А набравшись до ушей сливянки, еще и над отцом подтрунивал: Ты и представить не можешь, как потрафил мне, что избавил меня от этой треклятой корчмы. Жуть одна, сколько долгов за ней числилось, я бы до смерти из них не выпутался. Бесперечь банкротства ждал, а тут еще изволь обслуживай каждого дуролома. А нынче сижу там развалясь, чисто какой пролетарий, а господа вокруг меня прыгают, аж пот с них в три ручья льет. Он захаживал в корчму, как бы демонстрируя перед народом свою независимость — всем хотел показать, что черт ему не брат, что он сам себе голова, однако завтраки и обеды, которые мать каждый божий день носила в его конуру, милостиво уминал. На ужин являлся собственной персоной. Приходил, брюзжа, сметал все, что было на тарелке, а потом — за исключением регулярных по четвергам партий в марьяж в корчме — сидел у телевизора и комментировал ход международных событий. Просто обмирал от восторга: Красота, сидишь себе в тепле, сливяночку потягиваешь, а перед глазами весь божий свет. Со старческим ехидным злорадством предрекал неминуемую вспышку третьей мировой войны, потому как — ничего не попишешь — люди все умней делаются, и прогресс не остановишь.

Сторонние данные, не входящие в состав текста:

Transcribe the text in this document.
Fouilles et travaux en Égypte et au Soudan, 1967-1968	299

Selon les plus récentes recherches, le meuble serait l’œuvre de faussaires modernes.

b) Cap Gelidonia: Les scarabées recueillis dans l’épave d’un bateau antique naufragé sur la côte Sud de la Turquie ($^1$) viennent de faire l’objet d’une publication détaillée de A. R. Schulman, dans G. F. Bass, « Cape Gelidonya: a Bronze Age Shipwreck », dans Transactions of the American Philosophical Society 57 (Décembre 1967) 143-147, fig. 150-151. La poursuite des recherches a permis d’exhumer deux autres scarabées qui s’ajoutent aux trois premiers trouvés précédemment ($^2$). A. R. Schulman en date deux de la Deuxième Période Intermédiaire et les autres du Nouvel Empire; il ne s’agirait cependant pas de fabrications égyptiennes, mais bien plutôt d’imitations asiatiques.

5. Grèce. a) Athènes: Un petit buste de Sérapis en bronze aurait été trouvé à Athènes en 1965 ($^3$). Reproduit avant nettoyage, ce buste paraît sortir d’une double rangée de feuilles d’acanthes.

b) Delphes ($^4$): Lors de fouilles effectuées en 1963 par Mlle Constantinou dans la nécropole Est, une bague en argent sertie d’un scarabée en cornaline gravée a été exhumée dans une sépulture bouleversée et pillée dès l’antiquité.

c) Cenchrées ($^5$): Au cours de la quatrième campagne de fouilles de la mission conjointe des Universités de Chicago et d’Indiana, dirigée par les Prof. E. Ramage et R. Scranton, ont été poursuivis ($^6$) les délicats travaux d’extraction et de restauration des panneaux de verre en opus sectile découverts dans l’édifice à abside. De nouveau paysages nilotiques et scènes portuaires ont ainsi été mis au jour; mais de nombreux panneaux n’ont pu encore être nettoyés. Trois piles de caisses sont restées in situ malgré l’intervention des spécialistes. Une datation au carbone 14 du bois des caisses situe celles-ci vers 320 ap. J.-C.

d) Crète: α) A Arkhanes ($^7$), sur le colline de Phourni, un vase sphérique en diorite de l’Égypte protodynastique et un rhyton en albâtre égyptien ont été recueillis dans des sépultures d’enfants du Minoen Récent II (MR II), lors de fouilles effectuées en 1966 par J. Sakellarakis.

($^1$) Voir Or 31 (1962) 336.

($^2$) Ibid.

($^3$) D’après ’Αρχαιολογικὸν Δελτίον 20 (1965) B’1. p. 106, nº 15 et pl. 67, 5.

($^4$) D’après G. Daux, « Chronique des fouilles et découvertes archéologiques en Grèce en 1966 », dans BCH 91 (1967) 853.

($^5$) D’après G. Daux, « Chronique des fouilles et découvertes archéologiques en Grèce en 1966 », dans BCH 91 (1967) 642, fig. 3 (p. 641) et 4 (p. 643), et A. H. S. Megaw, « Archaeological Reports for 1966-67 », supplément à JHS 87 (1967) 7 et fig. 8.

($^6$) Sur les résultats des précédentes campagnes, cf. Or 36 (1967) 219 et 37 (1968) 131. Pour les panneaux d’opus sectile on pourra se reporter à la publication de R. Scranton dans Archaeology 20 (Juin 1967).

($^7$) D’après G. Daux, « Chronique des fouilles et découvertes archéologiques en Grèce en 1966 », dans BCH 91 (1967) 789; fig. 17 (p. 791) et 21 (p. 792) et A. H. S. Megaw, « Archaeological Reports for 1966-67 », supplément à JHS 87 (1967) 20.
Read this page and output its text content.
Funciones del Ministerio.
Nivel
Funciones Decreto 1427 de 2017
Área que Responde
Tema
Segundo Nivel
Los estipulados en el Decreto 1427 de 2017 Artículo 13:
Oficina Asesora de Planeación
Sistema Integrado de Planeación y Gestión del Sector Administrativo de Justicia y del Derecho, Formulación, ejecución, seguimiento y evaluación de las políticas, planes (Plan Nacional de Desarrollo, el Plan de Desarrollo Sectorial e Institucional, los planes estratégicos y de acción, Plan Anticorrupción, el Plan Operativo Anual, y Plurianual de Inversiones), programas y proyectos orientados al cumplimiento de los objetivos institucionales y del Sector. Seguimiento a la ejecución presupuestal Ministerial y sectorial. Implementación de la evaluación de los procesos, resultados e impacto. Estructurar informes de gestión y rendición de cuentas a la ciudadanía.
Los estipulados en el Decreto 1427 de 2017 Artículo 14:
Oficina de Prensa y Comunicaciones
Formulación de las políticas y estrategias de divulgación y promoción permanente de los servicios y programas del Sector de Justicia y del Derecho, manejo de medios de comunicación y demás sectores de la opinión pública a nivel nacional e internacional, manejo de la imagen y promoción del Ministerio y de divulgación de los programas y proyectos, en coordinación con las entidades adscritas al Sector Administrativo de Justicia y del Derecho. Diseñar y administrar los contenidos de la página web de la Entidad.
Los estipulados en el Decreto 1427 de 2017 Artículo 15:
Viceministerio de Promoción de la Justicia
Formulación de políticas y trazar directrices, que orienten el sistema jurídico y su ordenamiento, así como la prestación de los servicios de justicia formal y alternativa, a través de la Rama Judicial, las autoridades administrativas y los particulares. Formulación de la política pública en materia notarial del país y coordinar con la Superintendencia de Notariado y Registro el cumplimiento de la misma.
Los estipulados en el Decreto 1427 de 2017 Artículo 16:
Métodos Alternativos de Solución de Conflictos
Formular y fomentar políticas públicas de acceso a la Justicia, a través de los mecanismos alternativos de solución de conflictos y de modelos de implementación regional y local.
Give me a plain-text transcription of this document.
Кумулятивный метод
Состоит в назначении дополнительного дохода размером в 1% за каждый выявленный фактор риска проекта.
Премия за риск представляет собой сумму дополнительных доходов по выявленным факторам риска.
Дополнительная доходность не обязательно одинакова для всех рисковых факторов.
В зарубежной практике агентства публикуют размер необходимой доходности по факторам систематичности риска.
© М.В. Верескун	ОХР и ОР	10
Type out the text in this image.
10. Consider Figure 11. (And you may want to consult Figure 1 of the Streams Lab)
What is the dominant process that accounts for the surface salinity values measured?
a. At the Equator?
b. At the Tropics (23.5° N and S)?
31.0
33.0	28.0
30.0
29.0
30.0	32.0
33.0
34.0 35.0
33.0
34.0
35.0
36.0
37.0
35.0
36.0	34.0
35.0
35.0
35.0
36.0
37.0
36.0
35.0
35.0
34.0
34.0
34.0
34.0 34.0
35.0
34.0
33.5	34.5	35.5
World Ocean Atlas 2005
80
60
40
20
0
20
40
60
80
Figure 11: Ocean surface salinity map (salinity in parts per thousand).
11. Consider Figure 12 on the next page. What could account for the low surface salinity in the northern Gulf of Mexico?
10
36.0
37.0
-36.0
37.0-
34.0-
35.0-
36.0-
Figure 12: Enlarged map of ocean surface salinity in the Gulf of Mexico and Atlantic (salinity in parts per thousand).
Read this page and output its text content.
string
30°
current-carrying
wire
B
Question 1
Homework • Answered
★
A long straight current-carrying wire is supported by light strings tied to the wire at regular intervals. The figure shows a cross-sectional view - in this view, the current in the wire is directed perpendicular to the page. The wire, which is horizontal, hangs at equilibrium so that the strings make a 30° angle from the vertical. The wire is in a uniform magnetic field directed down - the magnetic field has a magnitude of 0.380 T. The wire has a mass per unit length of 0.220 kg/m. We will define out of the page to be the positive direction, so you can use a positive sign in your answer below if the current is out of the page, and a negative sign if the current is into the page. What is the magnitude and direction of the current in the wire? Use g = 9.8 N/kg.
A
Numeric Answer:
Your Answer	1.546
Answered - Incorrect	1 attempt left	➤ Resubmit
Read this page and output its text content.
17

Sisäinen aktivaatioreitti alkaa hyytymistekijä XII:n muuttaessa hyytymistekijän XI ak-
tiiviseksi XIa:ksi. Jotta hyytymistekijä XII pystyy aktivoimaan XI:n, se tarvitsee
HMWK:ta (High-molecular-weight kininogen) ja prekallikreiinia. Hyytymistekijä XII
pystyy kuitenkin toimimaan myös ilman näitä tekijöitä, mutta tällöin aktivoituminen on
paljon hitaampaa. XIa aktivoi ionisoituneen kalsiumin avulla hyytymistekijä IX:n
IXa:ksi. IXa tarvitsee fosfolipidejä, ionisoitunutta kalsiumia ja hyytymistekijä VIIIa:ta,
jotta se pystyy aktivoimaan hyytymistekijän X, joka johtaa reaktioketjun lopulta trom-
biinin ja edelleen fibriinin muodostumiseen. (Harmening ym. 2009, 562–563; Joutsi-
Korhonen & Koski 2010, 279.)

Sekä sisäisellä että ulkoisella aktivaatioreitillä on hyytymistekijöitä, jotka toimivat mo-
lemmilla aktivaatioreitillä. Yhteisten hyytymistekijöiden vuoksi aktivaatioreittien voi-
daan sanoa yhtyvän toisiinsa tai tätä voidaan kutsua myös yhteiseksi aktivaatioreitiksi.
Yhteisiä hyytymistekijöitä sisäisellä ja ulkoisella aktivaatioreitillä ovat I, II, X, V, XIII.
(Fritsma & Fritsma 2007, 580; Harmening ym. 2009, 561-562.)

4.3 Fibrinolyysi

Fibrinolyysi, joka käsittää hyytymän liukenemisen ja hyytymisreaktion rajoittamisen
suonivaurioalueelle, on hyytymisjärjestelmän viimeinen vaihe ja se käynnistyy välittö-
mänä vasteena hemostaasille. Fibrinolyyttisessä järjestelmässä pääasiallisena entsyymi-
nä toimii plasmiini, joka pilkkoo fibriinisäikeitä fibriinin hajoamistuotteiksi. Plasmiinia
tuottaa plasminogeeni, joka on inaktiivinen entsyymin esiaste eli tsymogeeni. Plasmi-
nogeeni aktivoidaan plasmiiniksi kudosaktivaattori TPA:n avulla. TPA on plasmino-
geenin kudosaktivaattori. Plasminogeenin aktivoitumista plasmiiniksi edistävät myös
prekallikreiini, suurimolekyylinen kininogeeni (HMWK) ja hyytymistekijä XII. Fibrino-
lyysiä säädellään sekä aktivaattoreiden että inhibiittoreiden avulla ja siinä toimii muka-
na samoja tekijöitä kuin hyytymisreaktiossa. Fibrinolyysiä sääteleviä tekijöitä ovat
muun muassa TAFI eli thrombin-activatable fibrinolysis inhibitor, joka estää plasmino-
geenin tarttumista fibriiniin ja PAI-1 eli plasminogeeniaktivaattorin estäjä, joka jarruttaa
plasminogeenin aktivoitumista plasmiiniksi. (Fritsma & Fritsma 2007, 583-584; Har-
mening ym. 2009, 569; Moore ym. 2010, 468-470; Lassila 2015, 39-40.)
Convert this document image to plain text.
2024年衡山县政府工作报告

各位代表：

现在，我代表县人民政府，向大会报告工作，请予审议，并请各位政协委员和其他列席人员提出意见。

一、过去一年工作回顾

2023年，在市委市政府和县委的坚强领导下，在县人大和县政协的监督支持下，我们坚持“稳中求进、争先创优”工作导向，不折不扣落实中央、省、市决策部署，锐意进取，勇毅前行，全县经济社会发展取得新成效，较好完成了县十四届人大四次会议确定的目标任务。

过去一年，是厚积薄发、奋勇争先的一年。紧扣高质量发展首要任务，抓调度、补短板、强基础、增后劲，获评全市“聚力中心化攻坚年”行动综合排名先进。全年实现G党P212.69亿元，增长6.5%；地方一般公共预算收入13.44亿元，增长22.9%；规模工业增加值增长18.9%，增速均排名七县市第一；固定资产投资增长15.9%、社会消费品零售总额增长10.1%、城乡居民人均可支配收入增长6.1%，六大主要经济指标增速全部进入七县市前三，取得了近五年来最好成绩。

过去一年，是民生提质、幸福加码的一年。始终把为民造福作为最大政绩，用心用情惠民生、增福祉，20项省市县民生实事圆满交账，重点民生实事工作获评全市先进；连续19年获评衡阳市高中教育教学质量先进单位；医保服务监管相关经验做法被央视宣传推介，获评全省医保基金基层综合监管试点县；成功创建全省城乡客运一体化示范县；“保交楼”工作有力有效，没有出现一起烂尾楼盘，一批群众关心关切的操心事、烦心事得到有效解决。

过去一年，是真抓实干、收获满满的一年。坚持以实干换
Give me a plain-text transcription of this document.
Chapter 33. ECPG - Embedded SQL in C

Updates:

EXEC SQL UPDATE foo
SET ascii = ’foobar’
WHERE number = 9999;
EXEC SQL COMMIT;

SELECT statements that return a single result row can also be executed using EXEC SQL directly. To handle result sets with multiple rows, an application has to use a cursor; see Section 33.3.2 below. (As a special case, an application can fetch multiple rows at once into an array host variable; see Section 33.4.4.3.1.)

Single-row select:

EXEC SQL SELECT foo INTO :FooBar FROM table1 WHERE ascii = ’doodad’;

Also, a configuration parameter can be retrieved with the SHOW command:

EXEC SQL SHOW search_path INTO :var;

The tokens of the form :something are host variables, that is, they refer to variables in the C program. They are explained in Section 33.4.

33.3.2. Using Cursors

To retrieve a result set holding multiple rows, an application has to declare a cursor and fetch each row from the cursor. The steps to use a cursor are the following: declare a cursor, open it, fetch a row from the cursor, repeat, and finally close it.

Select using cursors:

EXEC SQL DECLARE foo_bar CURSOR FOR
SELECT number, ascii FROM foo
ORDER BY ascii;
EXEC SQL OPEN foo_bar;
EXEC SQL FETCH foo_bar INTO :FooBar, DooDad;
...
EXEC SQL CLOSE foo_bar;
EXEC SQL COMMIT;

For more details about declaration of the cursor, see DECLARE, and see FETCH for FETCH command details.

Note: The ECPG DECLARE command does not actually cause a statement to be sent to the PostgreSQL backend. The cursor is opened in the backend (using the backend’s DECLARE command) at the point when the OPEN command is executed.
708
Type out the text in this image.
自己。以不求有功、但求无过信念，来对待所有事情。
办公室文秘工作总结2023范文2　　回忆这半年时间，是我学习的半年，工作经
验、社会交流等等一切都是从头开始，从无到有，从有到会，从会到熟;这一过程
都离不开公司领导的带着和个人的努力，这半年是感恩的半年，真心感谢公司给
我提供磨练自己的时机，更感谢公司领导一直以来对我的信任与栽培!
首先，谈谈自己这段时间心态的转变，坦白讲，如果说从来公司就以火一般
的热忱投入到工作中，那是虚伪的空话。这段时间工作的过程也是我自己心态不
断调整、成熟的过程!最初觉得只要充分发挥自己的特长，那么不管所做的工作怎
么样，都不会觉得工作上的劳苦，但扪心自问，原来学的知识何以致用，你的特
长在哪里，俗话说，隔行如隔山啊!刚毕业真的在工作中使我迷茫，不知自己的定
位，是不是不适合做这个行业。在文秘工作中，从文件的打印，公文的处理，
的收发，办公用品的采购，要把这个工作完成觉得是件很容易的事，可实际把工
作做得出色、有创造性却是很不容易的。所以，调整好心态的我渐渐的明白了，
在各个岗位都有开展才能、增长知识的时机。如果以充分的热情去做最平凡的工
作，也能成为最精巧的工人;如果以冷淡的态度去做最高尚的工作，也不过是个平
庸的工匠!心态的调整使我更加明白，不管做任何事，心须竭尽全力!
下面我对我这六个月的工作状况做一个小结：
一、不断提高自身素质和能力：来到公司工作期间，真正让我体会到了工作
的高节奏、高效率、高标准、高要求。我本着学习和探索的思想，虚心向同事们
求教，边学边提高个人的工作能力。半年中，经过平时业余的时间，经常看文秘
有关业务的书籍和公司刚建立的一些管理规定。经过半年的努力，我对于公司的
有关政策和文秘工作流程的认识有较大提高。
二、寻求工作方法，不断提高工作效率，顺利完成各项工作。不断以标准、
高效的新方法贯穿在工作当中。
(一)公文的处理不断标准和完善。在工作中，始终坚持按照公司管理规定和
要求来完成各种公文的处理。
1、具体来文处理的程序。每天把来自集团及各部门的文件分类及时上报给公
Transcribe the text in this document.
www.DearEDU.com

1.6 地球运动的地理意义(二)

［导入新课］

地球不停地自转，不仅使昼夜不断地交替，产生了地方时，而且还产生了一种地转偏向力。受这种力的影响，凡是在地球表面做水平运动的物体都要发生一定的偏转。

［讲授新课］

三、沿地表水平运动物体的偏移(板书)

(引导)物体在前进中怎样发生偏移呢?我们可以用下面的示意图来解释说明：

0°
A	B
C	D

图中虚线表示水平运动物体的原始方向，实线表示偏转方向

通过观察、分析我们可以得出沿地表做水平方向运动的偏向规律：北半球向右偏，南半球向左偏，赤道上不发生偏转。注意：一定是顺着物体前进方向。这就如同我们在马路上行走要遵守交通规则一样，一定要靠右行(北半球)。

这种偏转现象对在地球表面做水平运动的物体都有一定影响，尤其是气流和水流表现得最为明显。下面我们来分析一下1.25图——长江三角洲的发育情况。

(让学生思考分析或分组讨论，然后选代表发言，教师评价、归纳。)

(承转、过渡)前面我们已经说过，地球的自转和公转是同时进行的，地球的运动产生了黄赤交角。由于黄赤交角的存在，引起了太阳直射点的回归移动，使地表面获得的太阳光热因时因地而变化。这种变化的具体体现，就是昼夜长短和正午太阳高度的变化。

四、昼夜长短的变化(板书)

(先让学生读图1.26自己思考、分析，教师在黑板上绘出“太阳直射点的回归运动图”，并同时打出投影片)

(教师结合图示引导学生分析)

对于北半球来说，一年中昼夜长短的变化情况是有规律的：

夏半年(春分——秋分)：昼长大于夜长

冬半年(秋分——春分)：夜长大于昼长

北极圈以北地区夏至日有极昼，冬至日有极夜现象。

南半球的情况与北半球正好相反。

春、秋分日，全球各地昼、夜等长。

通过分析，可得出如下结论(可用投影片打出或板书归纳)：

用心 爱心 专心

Дед, приземистый, плечистый мужик с круглым как колено голым черепом вперил в Петера из-под густых ершистых бровей пронизывающий, колючий взгляд; внуку он всегда напоминал чем-то сокола: крупная голова на короткой, толстой шее, широкие плечи и в особенности нос — короткий, крепкий, хищно загнутый. Отец-то все пишет, пишет, ан нет, чтоб меня о чем спросить. Это он про нас пишет, не только про других, проворчал дед и на прощанье сунул Петеру в ладонь свою рукопись. Это и было все его объяснение. Петер успел прочитать разве что заголовок — дед тут же выставил его за дверь, стараясь этой преувеличенной грубостью прикрыть свое постыдное волнение: Ступай быстрей, а то еще опоздаешь. А через три месяца Славик встретился с ним в последний раз — на похоронах. Да, дед и впрямь поспешил уйти в мир иной, и Славику казалось, что смерть деда была закономерным завершением его протеста, последней точкой, увенчавшей его мятежную жизнь, увековеченным укором; он словно бы хотел сказать сыну: Вот тебе за то, что всю жизнь ты от меня отступался, уж коль ты поджарил меня, так и ешь на здоровье! А может, поспешил потому, что предчувствовал близкий конец сына и не хотел его пережить? Кто знает. Так или этак, но письмо деда обрело в глазах Славика особый, поистине символический смысл: смысл завещания.

Подлинное событие в жизни нашего рода и села Горный Лесковец.

Бывали в прошлом времена, когда каждое село в нашем крае держалось своих законов и указов (окромя государственных). Об одном таком указе я хочу написать, точь-в-точь, как рассказывал мне под конец жизни мой отец о своем деде. Отец уже боле тридцати лет как помер. Стало быть, с той поры, по моим подсчетам, прошло примерно 160, а то и все 180 лет. Случилось это около 1800 года, а может, и ранее.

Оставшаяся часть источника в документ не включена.